Abortion-rights bill is nearing approval in House * Delegates are expected to approve measure today. Advocates consider it a compromise.


An abortion-rights bill that is moving rapidly through the General Assembly is expected to be approved today by the House of Delegates.

The bill would guarantee Maryland women the same rights to have abortions they now have under the Supreme Court's 1973 Roe vs. Wade decision even if the high court later modified that ruling.

Although abortion foes consider the bill too liberal, abortion-rights supporters say it is a compromise because it contains a provision that, in some cases, would require a parent or guardian of a girl under age 18 to be notified before she can obtain an abortion.

Anti-abortion lawmakers in the House are expected to try to derail the bill through restrictive amendments, but abortion-rights supporters say they have enough votes to pass it unscathed today.

The bill originated in the state Senate, which approved it and sent it to the House Tuesday.

During a late night, 90-minute House session yesterday, abortion opponents attempted to weaken the bill with two amendments that had been previously defeated when the measure was in committee.

An amendment that generated the most debate would have exempted doctors who object to abortion on religious and other grounds from having to give a woman seeking an abortion information about services that provide abortions.

The abortion-rights bill would require that doctors give abortion referrals as part of standard medical practices, a likelihood that has outraged abortion foes and some religious leaders.

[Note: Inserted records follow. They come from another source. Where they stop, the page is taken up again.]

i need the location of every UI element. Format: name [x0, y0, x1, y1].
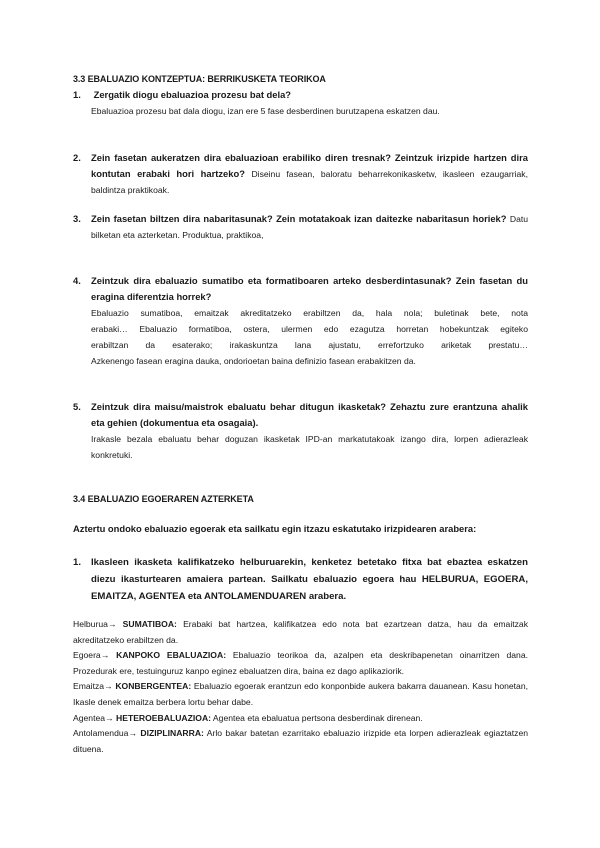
- classification-text: Ebaluazio egoerak erantzun edo konponbide aukera bakarra dauanean. Kasu honetan, Ikasle denek emaitza berbera lortu behar dabe.: [73, 681, 528, 707]
- question-text: Zein fasetan biltzen dira nabaritasunak? Zein motatakoak izan daitezke nabaritasun horiek?: [91, 213, 507, 224]
- classification-text: Arlo bakar batetan ezarritako ebaluazio irizpide eta lorpen adierazleak egiaztatzen dituena.: [73, 728, 529, 754]
- question-text: Zergatik diogu ebaluazioa prozesu bat dela?: [93, 89, 292, 100]
- section-3-4-intro: Aztertu ondoko ebaluazio egoerak eta sailkatu egin itzazu eskatutako irizpidearen arabera:: [73, 523, 477, 534]
- question-text: Zeintzuk dira maisu/maistrok ebaluatu behar ditugun ikasketak? Zehaztu zure erantzuna ahalik eta gehien (dokumentua eta osagaia).: [91, 401, 528, 428]
- classification-value: HETEROEBALUAZIOA:: [116, 712, 212, 723]
- question-number: 5.: [73, 401, 81, 412]
- answer-text: Datu bilketan eta azterketan. Produktua, praktikoa,: [91, 214, 529, 240]
- classification-text: Agentea eta ebaluatua pertsona desberdinak direnean.: [211, 712, 423, 723]
- question-number: 2.: [73, 152, 81, 163]
- classification-egoera: [73, 648, 528, 679]
- section-3-4-title: 3.4 EBALUAZIO EGOERAREN AZTERKETA: [73, 494, 254, 504]
- classification-value: KONBERGENTEA:: [115, 681, 192, 692]
- question-text: Zeintzuk dira ebaluazio sumatibo eta formatiboaren arteko desberdintasunak? Zein fasetan du eragina diferentzia horrek?: [91, 275, 528, 302]
- task-number: 1.: [73, 557, 82, 568]
- classification-agentea: [73, 711, 528, 727]
- question-2: [73, 150, 528, 198]
- question-4: [73, 273, 528, 369]
- question-number: 1.: [73, 89, 81, 100]
- criterion-label: Antolamendua→: [73, 728, 141, 739]
- question-text: Zein fasetan aukeratzen dira ebaluazioan erabiliko diren tresnak? Zeintzuk irizpide hartzen dira kontutan erabaki hori hartzeko?: [91, 152, 528, 179]
- section-3-3-title: 3.3 EBALUAZIO KONTZEPTUA: BERRIKUSKETA TEORIKOA: [73, 74, 326, 84]
- classification-emaitza: [73, 679, 528, 710]
- classification-value: SUMATIBOA:: [122, 619, 177, 629]
- classification-list: [73, 617, 528, 757]
- answer-line: erabaki… Ebaluazio formatiboa, ostera, ulermen edo ezagutza horretan hobekuntzak egiteko: [91, 324, 528, 334]
- question-5: [73, 399, 528, 463]
- classification-text: Ebaluazio teorikoa da, azalpen eta deskribapenetan oinarritzen dana. Prozedurak ere, testuinguruz kanpo eginez ebaluatzen dira, baina ez dago aplikaziorik.: [73, 650, 529, 676]
- criterion-label: Agentea→: [73, 712, 116, 723]
- classification-text: Erabaki bat hartzea, kalifikatzea edo nota bat ezartzean datza, hau da emaitzak akreditatzeko erabiltzen da.: [73, 619, 528, 645]
- criterion-label: Helburua→: [73, 619, 123, 629]
- answer-line: erabiltzan da esaterako; irakaskuntza lana ajustatu, errefortzuko ariketak prestatu…: [91, 340, 528, 350]
- question-number: 4.: [73, 275, 81, 286]
- criterion-label: Emaitza→: [73, 681, 116, 692]
- task-1: [73, 554, 528, 605]
- classification-antolamendua: [73, 726, 528, 757]
- question-3: [73, 211, 528, 243]
- classification-helburua: [73, 617, 528, 648]
- answer-line: Ebaluazio sumatiboa, emaitzak akreditatzeko erabiltzen da, hala nola; buletinak bete, nota: [91, 308, 528, 318]
- task-text: Ikasleen ikasketa kalifikatzeko helburuarekin, kenketez betetako fitxa bat ebaztea eskatzen diezu ikasturtearen amaiera partean. Sailkatu ebaluazio egoera hau HELBURUA, EGOERA, EMAITZA, AGENTEA eta ANTOLAMENDUAREN arabera.: [91, 557, 528, 602]
- answer-text: [73, 305, 528, 369]
- classification-value: DIZIPLINARRA:: [140, 728, 204, 739]
- question-1: [73, 87, 528, 119]
- question-number: 3.: [73, 213, 81, 224]
- answer-text: Diseinu fasean, baloratu beharrekonikasketw, ikasleen ezaugarriak, baldintza praktikoak.: [91, 169, 528, 195]
- criterion-label: Egoera→: [73, 650, 117, 661]
- classification-value: KANPOKO EBALUAZIOA:: [116, 650, 227, 661]
- answer-text: Irakasle bezala ebaluatu behar doguzan ikasketak IPD-an markatutakoak izango dira, lorpen adierazleak konkretuki.: [91, 434, 528, 460]
- answer-text: Ebaluazioa prozesu bat dala diogu, izan ere 5 fase desberdinen burutzapena eskatzen dau.: [91, 106, 440, 116]
- answer-line: Azkenengo fasean eragina dauka, ondorioetan baina definizio fasean erabakitzen da.: [91, 356, 416, 366]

"What this means is that Catholic hospitals as well as Catholic and other health-care professionals -- and there are many -- who believe that abortion is the wrongful taking of innocent human life will face the prospect of punishment because of their convictions, which they hold in conscience," said Archbishop William H. Keeler, head of the Baltimore Archdiocese, in a prepared statement yesterday.

Although Catholic lobbyists in Annapolis have worked against that part of the bill, Keeler said he spoke out against it personally because "I see this as a very fundamental human rights issue, an issue of freedom of conscience. Our concern is over the unraveling of First Amendment protections."

An amendment that would have inserted in the measure a so-called "conscience clause" exempting some doctors from the referral requirement was defeated by a roll-call vote of 60 for, 74 against. The bill itself passed by a voice vote.